As our institutions expand eastward, we must avoid creating a new dividing
line, a new gray zone, a new strategic and economic limbo further to the
east.
That is why NATO's Partnership for Peace has never been more vital.
It is why when NATO takes action, we should strive whenever possible
to do so with our partners in the EAPC -- and why the United States will
welcome each of the EAPC's member countries to the Washington summit.
The new NATO has to be better equipped to cooperate with partners, an
interest that must be reflected in our new strategic concept.
It is why we have long recognized our interest in a stable and free
Ukraine. We can be proud of our success in cementing cooperation between
NATO and Ukraine.
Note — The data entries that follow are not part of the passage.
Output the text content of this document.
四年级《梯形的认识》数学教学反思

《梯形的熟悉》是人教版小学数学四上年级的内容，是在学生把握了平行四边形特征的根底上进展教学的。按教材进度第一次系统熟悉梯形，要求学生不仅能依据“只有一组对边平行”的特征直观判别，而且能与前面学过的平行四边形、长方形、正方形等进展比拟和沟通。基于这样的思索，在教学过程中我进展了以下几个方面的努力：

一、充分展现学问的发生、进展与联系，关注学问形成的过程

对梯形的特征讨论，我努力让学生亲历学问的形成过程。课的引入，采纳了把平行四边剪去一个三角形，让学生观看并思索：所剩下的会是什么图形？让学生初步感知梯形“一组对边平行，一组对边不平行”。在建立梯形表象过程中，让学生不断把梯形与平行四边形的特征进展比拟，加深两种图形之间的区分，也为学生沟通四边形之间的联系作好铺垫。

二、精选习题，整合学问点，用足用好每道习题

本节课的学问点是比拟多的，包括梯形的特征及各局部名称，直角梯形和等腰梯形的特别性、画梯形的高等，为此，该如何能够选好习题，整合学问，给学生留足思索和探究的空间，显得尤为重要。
But we must also keep in mind that Ukraine is facing
a major economic challenge in the weeks ahead. The greatest threat to
its security comes from within; it can only be overcome through reform
and recovery.
To complete our vision, we have also been working hard to encourage
Russia's integration with Europe as a nation that upholds and defends
the rules of the international system. We want Russia to be part of this
new partnership. Taking the next steps in NATO's transformation will further
underscore that NATO has an enduring purpose, that its mission is directed
not at or against Russia, but one we can foresee pursuing with Russia.
A new strategic concept will demonstrate that our military planning is
no longer preoccupied with a real or imagined Russian threat.
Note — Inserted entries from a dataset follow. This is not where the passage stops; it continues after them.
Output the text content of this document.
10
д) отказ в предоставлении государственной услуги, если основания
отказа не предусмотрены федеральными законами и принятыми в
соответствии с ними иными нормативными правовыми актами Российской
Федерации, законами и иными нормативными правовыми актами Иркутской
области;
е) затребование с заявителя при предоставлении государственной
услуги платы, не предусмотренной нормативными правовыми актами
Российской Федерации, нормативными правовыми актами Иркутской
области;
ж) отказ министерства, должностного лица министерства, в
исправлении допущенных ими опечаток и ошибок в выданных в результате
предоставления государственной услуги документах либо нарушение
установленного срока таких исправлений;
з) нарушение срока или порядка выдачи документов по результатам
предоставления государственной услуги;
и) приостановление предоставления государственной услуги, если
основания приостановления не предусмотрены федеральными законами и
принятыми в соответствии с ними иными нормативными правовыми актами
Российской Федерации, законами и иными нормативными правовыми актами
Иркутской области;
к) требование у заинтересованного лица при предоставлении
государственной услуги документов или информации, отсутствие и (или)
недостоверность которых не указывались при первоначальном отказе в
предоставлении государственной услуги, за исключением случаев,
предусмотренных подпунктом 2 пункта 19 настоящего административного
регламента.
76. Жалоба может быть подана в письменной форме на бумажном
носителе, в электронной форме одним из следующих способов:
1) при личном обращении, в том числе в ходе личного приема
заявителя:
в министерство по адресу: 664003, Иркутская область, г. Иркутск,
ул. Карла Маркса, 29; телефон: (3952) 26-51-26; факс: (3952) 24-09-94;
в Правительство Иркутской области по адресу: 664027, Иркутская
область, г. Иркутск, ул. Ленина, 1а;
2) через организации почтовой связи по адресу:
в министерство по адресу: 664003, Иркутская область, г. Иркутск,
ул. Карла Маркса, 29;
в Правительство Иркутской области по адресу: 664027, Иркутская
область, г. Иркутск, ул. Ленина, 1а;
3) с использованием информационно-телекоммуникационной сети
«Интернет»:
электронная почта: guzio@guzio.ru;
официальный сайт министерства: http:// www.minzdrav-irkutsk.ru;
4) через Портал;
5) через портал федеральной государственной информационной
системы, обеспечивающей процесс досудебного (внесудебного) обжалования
Of course, it us up to Russia to choose how it will engage with NATO
and the world. But Russia is far more likely to make the right choices
about its future if we continue to make clear that its future lies with
us.
Each of us and Russia as well should be working to give the OSCE a more
substantial role, to make it more operational than conversational, to
give it the money and the mandate not only to establish democratic standards,
but to defend them on the ground. NATO cannot do this. The EU cannot do
this. None of us can do it alone. But the OSCE has already begun to play
this role in Bosnia, Albania, Croatia, Armenia and the Baltics. As President
Clinton proposed in Berlin, we should strive to expand its presence in
the Caucasus and Central Asia.
No less a challenge will be to preserve and strengthen military stability
and openness in Europe by updating the CFE treaty. Progress in the CFE
adaptation negotiations should be a priority for the Alliance during the
remainder of the year. Having made an excellent start last year, the Alliance
now needs to follow through in filling out our negotiating proposal in
Vienna. We must do so in a way that reinforces NATO's role in European
security. I recently wrote Foreign Minister Primakov to reaffirm our readiness
to move forward with Russia to reach a CFE agreement that takes fully
into account the interests of all parties involved. This will require
creative thinking and tough decisions from all of us.
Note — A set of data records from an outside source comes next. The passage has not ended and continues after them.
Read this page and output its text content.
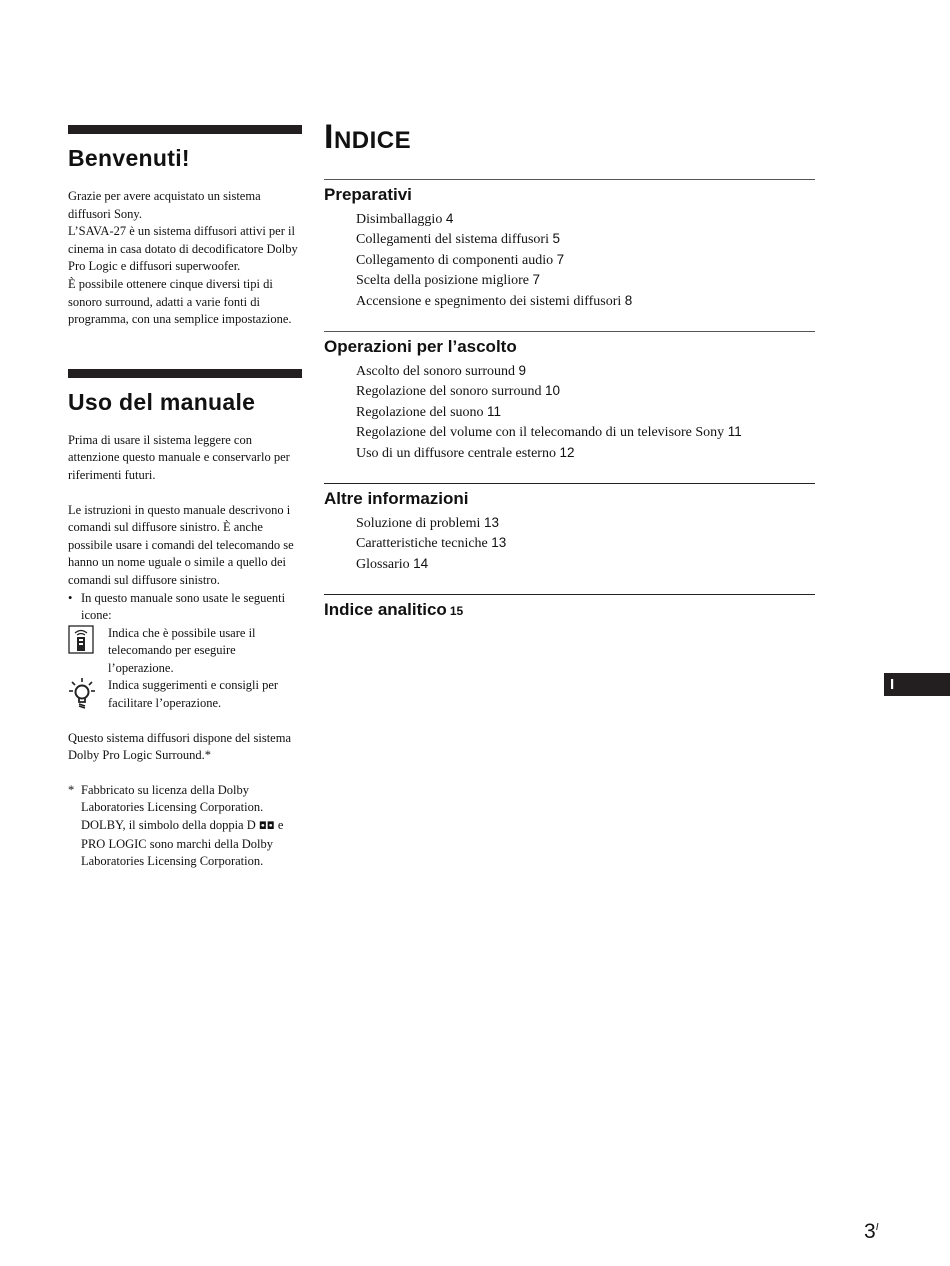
Benvenuti!

Grazie per avere acquistato un sistema diffusori Sony.

L’SAVA-27 è un sistema diffusori attivi per il cinema in casa dotato di decodificatore Dolby Pro Logic e diffusori superwoofer.

È possibile ottenere cinque diversi tipi di sonoro surround, adatti a varie fonti di programma, con una semplice impostazione.

Uso del manuale

Prima di usare il sistema leggere con attenzione questo manuale e conservarlo per riferimenti futuri.

Le istruzioni in questo manuale descrivono i comandi sul diffusore sinistro. È anche possibile usare i comandi del telecomando se hanno un nome uguale o simile a quello dei comandi sul diffusore sinistro.

• In questo manuale sono usate le seguenti icone:
Indica che è possibile usare il telecomando per eseguire l’operazione.
Indica suggerimenti e consigli per facilitare l’operazione.

Questo sistema diffusori dispone del sistema Dolby Pro Logic Surround.*

* Fabbricato su licenza della Dolby Laboratories Licensing Corporation. DOLBY, il simbolo della doppia D ◘◘ e PRO LOGIC sono marchi della Dolby Laboratories Licensing Corporation.
INDICE
Preparativi
Disimballaggio 4
Collegamenti del sistema diffusori 5
Collegamento di componenti audio 7
Scelta della posizione migliore 7
Accensione e spegnimento dei sistemi diffusori 8
Operazioni per l’ascolto
Ascolto del sonoro surround 9
Regolazione del sonoro surround 10
Regolazione del suono 11
Regolazione del volume con il telecomando di un televisore Sony 11
Uso di un diffusore centrale esterno 12
Altre informazioni
Soluzione di problemi 13
Caratteristiche tecniche 13
Glossario 14
Indice analitico 15
I
$3^I$
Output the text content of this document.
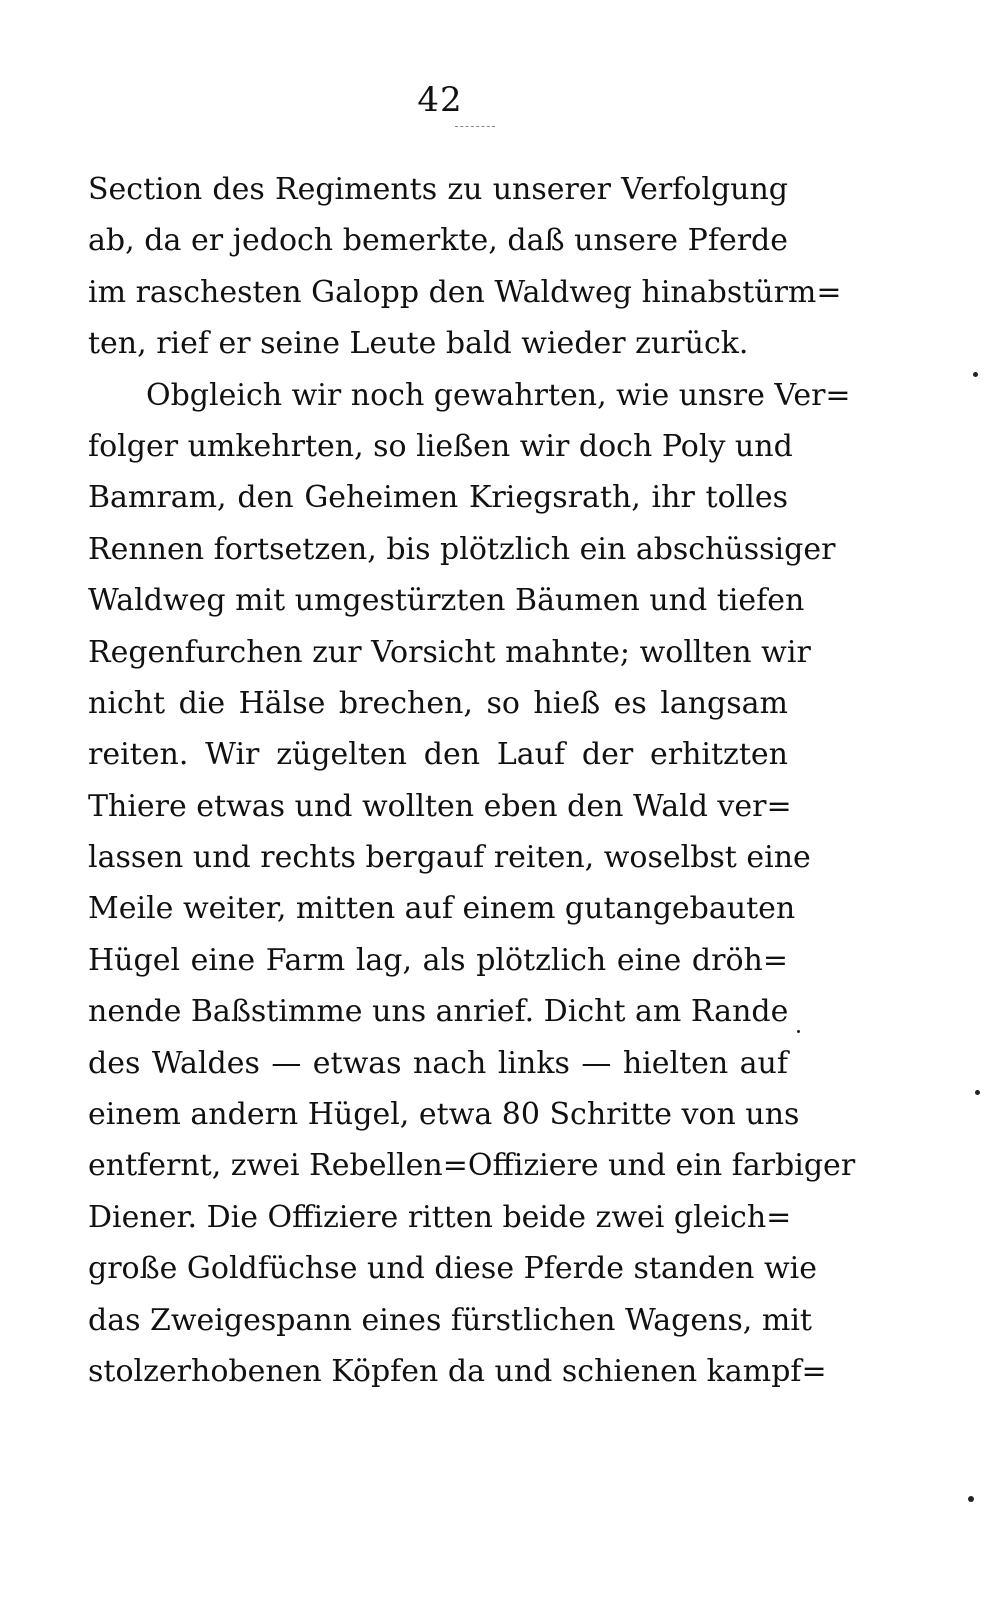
42
Section des Regiments zu unserer Verfolgung
ab, da er jedoch bemerkte, daß unsere Pferde
im raschesten Galopp den Waldweg hinabstürm=
ten, rief er seine Leute bald wieder zurück.
Obgleich wir noch gewahrten, wie unsre Ver=
folger umkehrten, so ließen wir doch Poly und
Bamram, den Geheimen Kriegsrath, ihr tolles
Rennen fortsetzen, bis plötzlich ein abschüssiger
Waldweg mit umgestürzten Bäumen und tiefen
Regenfurchen zur Vorsicht mahnte; wollten wir
nicht die Hälse brechen, so hieß es langsam
reiten. Wir zügelten den Lauf der erhitzten
Thiere etwas und wollten eben den Wald ver=
lassen und rechts bergauf reiten, woselbst eine
Meile weiter, mitten auf einem gutangebauten
Hügel eine Farm lag, als plötzlich eine dröh=
nende Baßstimme uns anrief. Dicht am Rande
des Waldes — etwas nach links — hielten auf
einem andern Hügel, etwa 80 Schritte von uns
entfernt, zwei Rebellen=Offiziere und ein farbiger
Diener. Die Offiziere ritten beide zwei gleich=
große Goldfüchse und diese Pferde standen wie
das Zweigespann eines fürstlichen Wagens, mit
stolzerhobenen Köpfen da und schienen kampf=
In short, we have a big agenda ahead of us. But it is not too ambitious
for a partnership that defended freedom in Europe for half a century,
a partnership that is unifying this continent, a partnership that against
the expectations of so many people has survived and even flourished through
a time of breathtaking change.
The Washington summit is just 11 months away. The new millennium will
follow just eight months later.
My goals for the NATO summit are simple. We will be meeting not just
to celebrate past achievements, or to have just another ceremony welcoming
the admission of new allies. This is not just going to be the last successful
summit of the 20th century. It is going to be the summit that defines
the NATO of the 21st century.
Our task is to make clear what our alliance will do and what our partnership
will mean in a Europe truly whole and free, and in a world that looks
to us for principled and purposeful leadership for peace for prosperity
and for freedom.
In this spirit, I look forward to our discussion today and to our work
together in the months and years to come.